Thanks again Andrew for you comments, was nice to speak to you personally.
Can't believe that I haven't got the blog going properly
had a busy couple of months managing the site here at biblins and getting the bushcraft business up and running down here in Ross on Wye.
We delivered a couple of short sharp courses for some well known local schools just before breakup and they were very popular and now that Steve has finally agreed to join us permanently in the new year we will definately be planning more. We already have repeat block bookings with two of the schools through September.
We also ran a short summer school camp in the early part of the summer holidays as a pilot and will definately be delivering school holiday courses again.
Steve, a very experienced youth worker, probation officer and good all round mountaineer has assisted in our delivery of outdoor programmes for the last ten years. Out of love for the great outdoors and loyal support for my growing adventure business, Steve has been a great support. He has eventually sucummed to pressure and, after some extra training supplied by myself and Dave Watson to further enhance his bushcraft skills complementing his considerable experience and well honed teaching skills, he will indeed be an asset.
I've completely lost track of the new flora that erupts in every corner. Our old site in Saddleworth, now managed by Steve, has such a simple repeated range of flowers and so easy to learn. The northern climate is the reason of course. Down here the spring starts so much earlier and the summer lasts so much longer.
What I am determined to do is get to know the fungi. I'm no expert and so stick to a few very simple and easy to recognise species, or at least those with a low risk of illness through misidentification.
My old standby in Saddleworth were a small clustering variety of puffball and ear fungus. Both pretty unmistakable for anything else. if the puffball flesh isn't white and fresh smelling then its an earthball or something worse but either way will look or smell wrong. I've never found anything else that looks like ear fungus. Anyway, now we are at this end of the summer, with autumn looming, the trees here are already developing their autumn colours and some even shedding, its mushroom time and its already getting interesting.

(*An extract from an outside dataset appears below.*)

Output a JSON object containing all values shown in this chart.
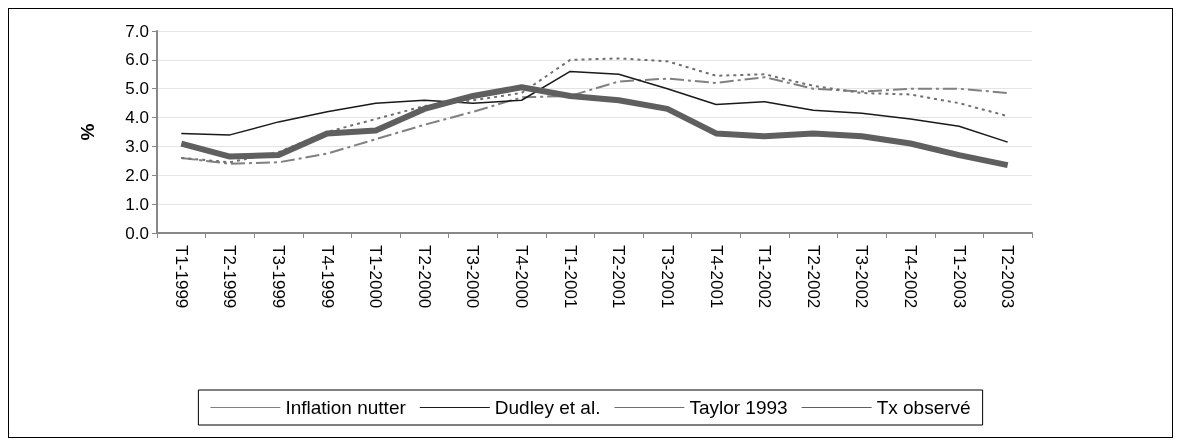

We delivered a two day event only this weekend here in a new location here in the Forest of Dean at our new location and mushrooms were already to be seen.
I have made a promise that as from the first of September i'm going to know every fungi in and around that site and I know its going to be a tall order.
We see dear every day now and badgers at least every other day. I've found loads of abandoned badger setts and an active latreen but not found an active sett yet, which is unusual for me. Another promise for the new academic year.